Sol



No hace muchos días que un extranjero contaba en una tertulia cómo nuestro primer padre al aparecer en Italia quedó perplejo y sorprendido; cómo al cruzar los Alpes para ir a Alemania no encontró nada que pudiese comprender; cómo las cosas se le presentaron más obscuras y extrañas en París, hasta que al llegar a Inglaterra se halló completamente perdido, confuso y sin brújula, incapaz de hacer ni comprender nada. España era el sitio que le faltaba: allá se fue, y con gran satisfacción suya se encontró como en su propia casa; tan poco habían cambiado las cosas desde que se ausentó del mundo, mejor dicho, desde que el sol de la creación alumbrara a Toledo. 

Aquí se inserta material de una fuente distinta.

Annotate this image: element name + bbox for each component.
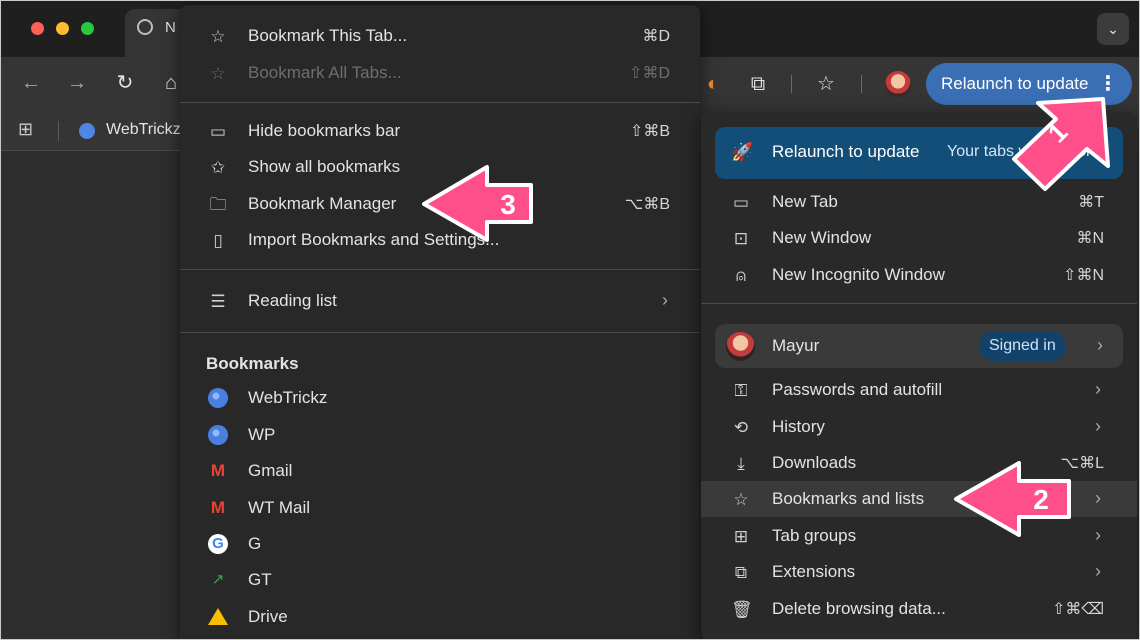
annotation-step-3: 3	[500, 189, 516, 220]
browser-window: N ⌄ ← → ↻ ⌂ ◐ ⧉ ☆ Relaunch to update ⋮ ⊞…	[0, 0, 1140, 640]
annotation-arrow-1: 1	[1012, 97, 1110, 191]
annotation-arrow-3: 3	[422, 165, 533, 242]
annotation-overlay: 1 2 3	[422, 97, 1110, 537]
annotation-arrow-2: 2	[954, 461, 1071, 537]
annotation-step-2: 2	[1033, 484, 1049, 515]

Richard Ford  Cosas de España. El país de lo imprevisto  1846
















Volverse de aire

...solo, perdido en aquella asustante devanadera de Toledo, sin saber dónde estaba y sin la posibilidad consoladora de que alguien me indicase el camino de la posada, pues además de no encontrar a esas alturas de la noche un solo transeúnte, en Toledo, si no le informan a uno a cada treinta metros, puede considerarse, y aun durante el día, extraviado definitivamente. Así que me eché a caminar por la primera callejuela —muy contento, por otra parte, de mi falta de brújula—, decidido a dejarme perder hasta el alba. Andar por Toledo, y en la oscuridad de una noche sin luna como aquélla, es adelgazarse, afinarse hasta quedar con­vertido en un perfil, una lámina humana, dispuesta a herirse todavía, a cortarse contra los quicios de tan extraña resquebrajadura; es volverse de aire, silbo de agua para aquellos enjutos pasillos, engañosas cañerías, de súbito chapadas, sin salida posible; es siempre andar sobre lo andado, irse vol­viendo pasos sin sentido, resonancia, eco final de una perdida sombra.

Rafael Alberti  La arboleda perdida  1920
















Calles y casas



Las calles de Toledo son estrechísimas; se puede dar la mano de una a otra ventana, y es empresa sencilla saltar de balcón a balcón, aun cuando las hermosas rejas y los magníficos barrotes de esa rica forja, tan abundante al otro lado de los Pirineos, puede impedir toda clase de familiaridades aéreas. Estas angosturas harían protestar indignados a los ultracivilizados, que sueñan con amplias plazas, amplios jardines, inmensas calles y otras bellezas y progresos; sin embargo, nada más razonable en un clima tórrido que las calles estrechas (…)

Las casas de Toledo ofrecen un aspecto solemne: las fachadas tienen pocas ventanas, y éstas se hallan enrejadas. Las puertas, con sus pilares de piedra granito azulada, coronan con bolas sus remates y tienen un aspecto de solidez grande, al que contribuyen los clavos enormes cuyas cabezas forman relieve en las puertas. Estos palacios tienen algo a la vez de convento, de cárcel, de fortaleza y de harén.